Data Science at Scale Flashcards
How have companies changed in the big data era and what has enabled this?
Become more social, customer-orientated and dynamic. They have done this by collecting data, learning from the data, and improving and adapting in response. This is because of cheaper storage and processing, faster networks, and free open-source tools.
What technological shift enabled widespread data analytics?
Cloud-based infrastructure (e.g., AWS, GCP) and Infrastructure as a Service solutions from internet giants like Google, Amazon, and Microsoft.
How has big data transformed marketing?
Customer profiling, targeted ads, and personalised communication and recommendations.
What are the 3 V’s of big data?
Volume, Velocity and Variety
What are the four fundamental functionalities that Data-intensive applications are built from?
Database - Store data so it can be retrieved later.
Caching - Store the results of expensive operations to be used again soon.
Indexing - Allow users to efficiently search the data.
Batch Processing - Periodically run specific routines on large amounts of accumulated data.
What are the three important things that a Data-intensive application needs to be?
Reliable, Scalable, Maintainable
What does it mean for a system to be reliable?
It performs the function the user expected. It can tolerate the user making mistakes. Its performance is good enough for the requires use case, under the expected load and volume. It prevents any unauthorised access.
What are faults and failures?
A fault is when a component (hardware/software) of the system works in an unexpected way, and a failure is when the entire system stops providing the service.

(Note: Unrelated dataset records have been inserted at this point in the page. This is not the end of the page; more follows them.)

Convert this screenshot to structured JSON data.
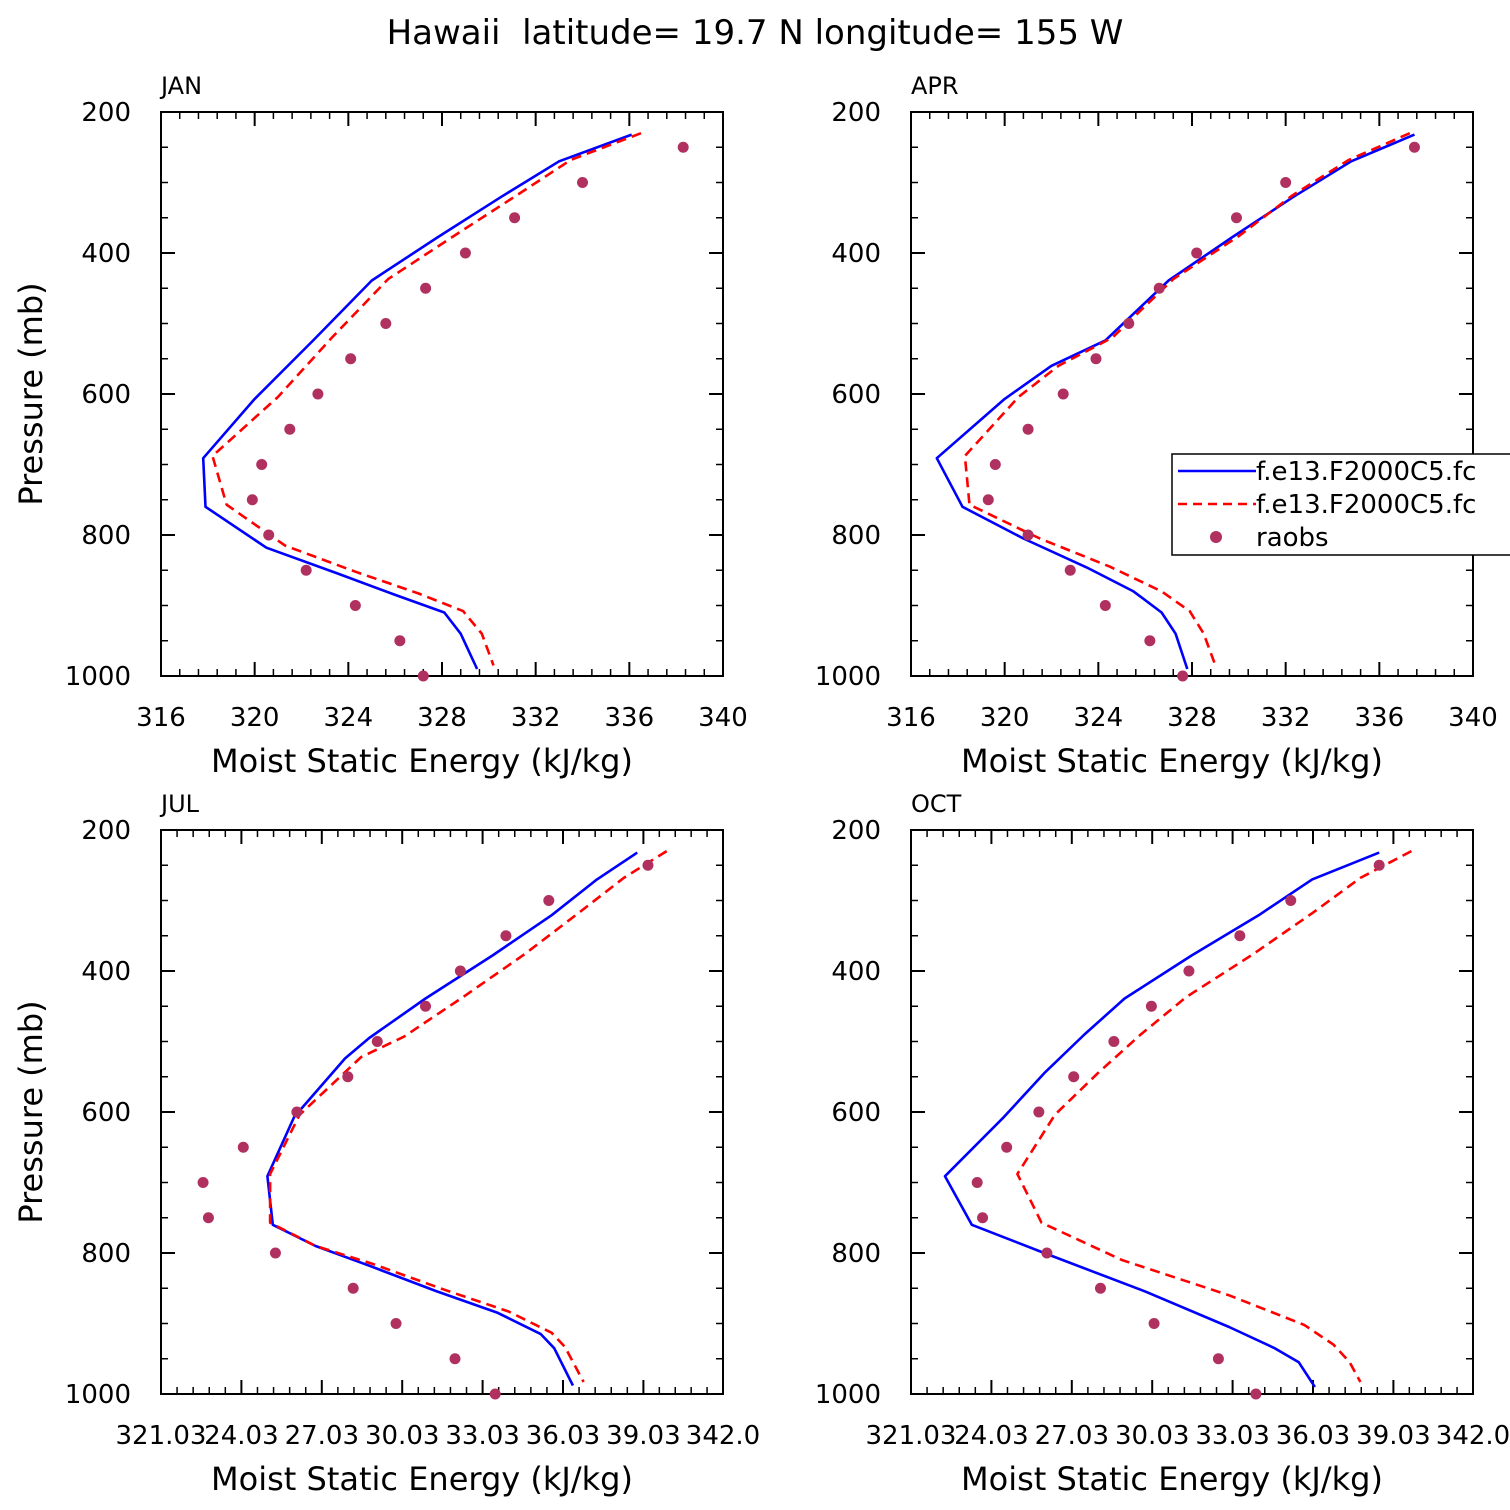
{
  "page_title": "Hawaii  latitude= 19.7 N longitude= 155 W",
  "legend": {
    "entries": [
      {
        "label": "f.e13.F2000C5.fc",
        "style": "solid",
        "color": "#0000ff"
      },
      {
        "label": "f.e13.F2000C5.fc",
        "style": "dashed",
        "color": "#ff0000"
      },
      {
        "label": "raobs",
        "style": "marker",
        "color": "#b03060"
      }
    ]
  },
  "colors": {
    "model_a": "#0000ff",
    "model_b": "#ff0000",
    "raobs": "#b03060",
    "axis": "#000000"
  },
  "chart_data": [
    {
      "type": "line",
      "title": "JAN",
      "xlabel": "Moist Static Energy (kJ/kg)",
      "ylabel": "Pressure (mb)",
      "xlim": [
        316,
        340
      ],
      "ylim": [
        200,
        1000
      ],
      "y_inverted": true,
      "xticks": [
        316,
        320,
        324,
        328,
        332,
        336,
        340
      ],
      "xtick_labels": [
        "316",
        "320",
        "324",
        "328",
        "332",
        "336",
        "340"
      ],
      "yticks": [
        200,
        400,
        600,
        800,
        1000
      ],
      "ytick_labels": [
        "200",
        "400",
        "600",
        "800",
        "1000"
      ],
      "series": [
        {
          "name": "f.e13.F2000C5.fc",
          "style": "solid",
          "color": "#0000ff",
          "x": [
            336.1,
            333.0,
            330.5,
            327.8,
            325.0,
            322.5,
            320.0,
            317.8,
            317.9,
            320.5,
            323.5,
            326.0,
            328.1,
            328.8,
            329.5
          ],
          "y": [
            232,
            270,
            321,
            378,
            439,
            524,
            607,
            691,
            760,
            818,
            854,
            885,
            910,
            940,
            990
          ]
        },
        {
          "name": "f.e13.F2000C5.fc",
          "style": "dashed",
          "color": "#ff0000",
          "x": [
            336.5,
            333.5,
            331.2,
            328.5,
            325.7,
            323.3,
            321.0,
            318.2,
            318.8,
            321.3,
            324.3,
            327.0,
            328.9,
            329.7,
            330.2
          ],
          "y": [
            230,
            268,
            318,
            376,
            437,
            520,
            604,
            688,
            757,
            815,
            852,
            883,
            908,
            940,
            985
          ]
        },
        {
          "name": "raobs",
          "style": "marker",
          "color": "#b03060",
          "x": [
            338.3,
            334.0,
            331.1,
            329.0,
            327.3,
            325.6,
            324.1,
            322.7,
            321.5,
            320.3,
            319.9,
            320.6,
            322.2,
            324.3,
            326.2,
            327.2
          ],
          "y": [
            250,
            300,
            350,
            400,
            450,
            500,
            550,
            600,
            650,
            700,
            750,
            800,
            850,
            900,
            950,
            1000
          ]
        }
      ]
    },
    {
      "type": "line",
      "title": "APR",
      "xlabel": "Moist Static Energy (kJ/kg)",
      "ylabel": "",
      "xlim": [
        316,
        340
      ],
      "ylim": [
        200,
        1000
      ],
      "y_inverted": true,
      "xticks": [
        316,
        320,
        324,
        328,
        332,
        336,
        340
      ],
      "xtick_labels": [
        "316",
        "320",
        "324",
        "328",
        "332",
        "336",
        "340"
      ],
      "yticks": [
        200,
        400,
        600,
        800,
        1000
      ],
      "ytick_labels": [
        "200",
        "400",
        "600",
        "800",
        "1000"
      ],
      "series": [
        {
          "name": "f.e13.F2000C5.fc",
          "style": "solid",
          "color": "#0000ff",
          "x": [
            337.5,
            334.8,
            332.3,
            329.7,
            327.0,
            324.3,
            322.0,
            320.0,
            317.1,
            318.2,
            320.8,
            323.5,
            325.5,
            326.7,
            327.3,
            327.8
          ],
          "y": [
            232,
            270,
            321,
            378,
            439,
            524,
            560,
            607,
            691,
            760,
            805,
            846,
            880,
            910,
            940,
            990
          ]
        },
        {
          "name": "f.e13.F2000C5.fc",
          "style": "dashed",
          "color": "#ff0000",
          "x": [
            337.3,
            334.7,
            332.3,
            330.0,
            327.2,
            324.6,
            322.3,
            320.6,
            318.3,
            318.5,
            321.5,
            324.5,
            326.7,
            327.9,
            328.5,
            329.0
          ],
          "y": [
            230,
            268,
            318,
            376,
            437,
            520,
            560,
            604,
            688,
            757,
            805,
            845,
            880,
            908,
            940,
            985
          ]
        },
        {
          "name": "raobs",
          "style": "marker",
          "color": "#b03060",
          "x": [
            337.5,
            332.0,
            329.9,
            328.2,
            326.6,
            325.3,
            323.9,
            322.5,
            321.0,
            319.6,
            319.3,
            321.0,
            322.8,
            324.3,
            326.2,
            327.6
          ],
          "y": [
            250,
            300,
            350,
            400,
            450,
            500,
            550,
            600,
            650,
            700,
            750,
            800,
            850,
            900,
            950,
            1000
          ]
        }
      ]
    },
    {
      "type": "line",
      "title": "JUL",
      "xlabel": "Moist Static Energy (kJ/kg)",
      "ylabel": "Pressure (mb)",
      "xlim": [
        321.03,
        342.0
      ],
      "ylim": [
        200,
        1000
      ],
      "y_inverted": true,
      "xticks": [
        321.03,
        324.03,
        327.03,
        330.03,
        333.03,
        336.03,
        339.03,
        342.0
      ],
      "xtick_labels": [
        "321.03",
        "24.03",
        "27.03",
        "30.03",
        "33.03",
        "36.03",
        "39.03",
        "342.0"
      ],
      "yticks": [
        200,
        400,
        600,
        800,
        1000
      ],
      "ytick_labels": [
        "200",
        "400",
        "600",
        "800",
        "1000"
      ],
      "series": [
        {
          "name": "f.e13.F2000C5.fc",
          "style": "solid",
          "color": "#0000ff",
          "x": [
            338.8,
            337.3,
            335.6,
            333.4,
            330.9,
            328.8,
            327.9,
            326.0,
            325.0,
            325.2,
            326.8,
            328.8,
            331.3,
            333.6,
            335.2,
            335.7,
            336.4
          ],
          "y": [
            232,
            270,
            321,
            378,
            439,
            495,
            524,
            607,
            691,
            760,
            790,
            818,
            854,
            885,
            915,
            935,
            988
          ]
        },
        {
          "name": "f.e13.F2000C5.fc",
          "style": "dashed",
          "color": "#ff0000",
          "x": [
            339.9,
            338.3,
            336.6,
            334.6,
            332.3,
            330.1,
            328.5,
            326.2,
            325.1,
            325.1,
            326.8,
            328.9,
            331.6,
            334.0,
            335.6,
            336.1,
            336.8
          ],
          "y": [
            230,
            268,
            318,
            376,
            437,
            493,
            522,
            604,
            688,
            757,
            790,
            815,
            852,
            883,
            913,
            933,
            983
          ]
        },
        {
          "name": "raobs",
          "style": "marker",
          "color": "#b03060",
          "x": [
            339.2,
            335.5,
            333.9,
            332.2,
            330.9,
            329.1,
            328.0,
            326.1,
            324.1,
            322.6,
            322.8,
            325.3,
            328.2,
            329.8,
            332.0,
            333.5
          ],
          "y": [
            250,
            300,
            350,
            400,
            450,
            500,
            550,
            600,
            650,
            700,
            750,
            800,
            850,
            900,
            950,
            1000
          ]
        }
      ]
    },
    {
      "type": "line",
      "title": "OCT",
      "xlabel": "Moist Static Energy (kJ/kg)",
      "ylabel": "",
      "xlim": [
        321.03,
        342.0
      ],
      "ylim": [
        200,
        1000
      ],
      "y_inverted": true,
      "xticks": [
        321.03,
        324.03,
        327.03,
        330.03,
        333.03,
        336.03,
        339.03,
        342.0
      ],
      "xtick_labels": [
        "321.03",
        "24.03",
        "27.03",
        "30.03",
        "33.03",
        "36.03",
        "39.03",
        "342.0"
      ],
      "yticks": [
        200,
        400,
        600,
        800,
        1000
      ],
      "ytick_labels": [
        "200",
        "400",
        "600",
        "800",
        "1000"
      ],
      "series": [
        {
          "name": "f.e13.F2000C5.fc",
          "style": "solid",
          "color": "#0000ff",
          "x": [
            338.5,
            336.0,
            334.0,
            331.5,
            329.0,
            327.5,
            326.0,
            324.5,
            322.3,
            323.3,
            326.0,
            329.8,
            332.9,
            334.6,
            335.5,
            336.1
          ],
          "y": [
            232,
            270,
            321,
            378,
            439,
            490,
            545,
            607,
            691,
            760,
            800,
            855,
            905,
            935,
            955,
            990
          ]
        },
        {
          "name": "f.e13.F2000C5.fc",
          "style": "dashed",
          "color": "#ff0000",
          "x": [
            339.7,
            337.8,
            336.0,
            333.8,
            331.3,
            329.6,
            328.0,
            326.4,
            325.0,
            325.9,
            328.9,
            332.9,
            335.7,
            336.8,
            337.4,
            337.8
          ],
          "y": [
            230,
            268,
            318,
            376,
            437,
            490,
            545,
            604,
            688,
            757,
            810,
            860,
            902,
            930,
            955,
            983
          ]
        },
        {
          "name": "raobs",
          "style": "marker",
          "color": "#b03060",
          "x": [
            338.5,
            335.2,
            333.3,
            331.4,
            330.0,
            328.6,
            327.1,
            325.8,
            324.6,
            323.5,
            323.7,
            326.1,
            328.1,
            330.1,
            332.5,
            333.9
          ],
          "y": [
            250,
            300,
            350,
            400,
            450,
            500,
            550,
            600,
            650,
            700,
            750,
            800,
            850,
            900,
            950,
            1000
          ]
        }
      ]
    }
  ]
}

What are Hardware Faults and what measures can be taken to stop them?
Usually when a HDD, memory module or PSU stops working. In large data centres this is common. We can use hardware measures such as RAID for HDD’s, redundant PSU’s, and hot-swappable CPU’s.
What are Software Faults?
When the software stops working. These are harder to anticipate, and can be present on many nodes of a system causing widespread failures.
What is Scalability?
A system’s ability to cope with increased load
What is Load?
A measure of the amount of use of a system, for example: requests per second, number of players, read/write ratio.
What is performance?
How well the system is responding to the load, for example: response time, or time taken to process a dataset. The average and distribution are both important.
What is Vertical Scaling?
Upping the specs of the current system, this does not scale linearly, and has limited fault tolerance.
What is Horizontal Scaling?
Increasing the amount of devices in the system, which scales better and has better fault tolerance.
What is Maintainability?
The overall cost to maintain a system operational and updated.
What is Operability?
How easy it is for the operation team to keep it running. Includes good monitoring, automation, and predictable behaviour.
What is Simplicity?
How easy it is for new people working on the system to understand it, without reducing functionality, just accidental complexity.
What is Evolvability?
How easy it is to make changes and update the system, which is closely linked with simplicity.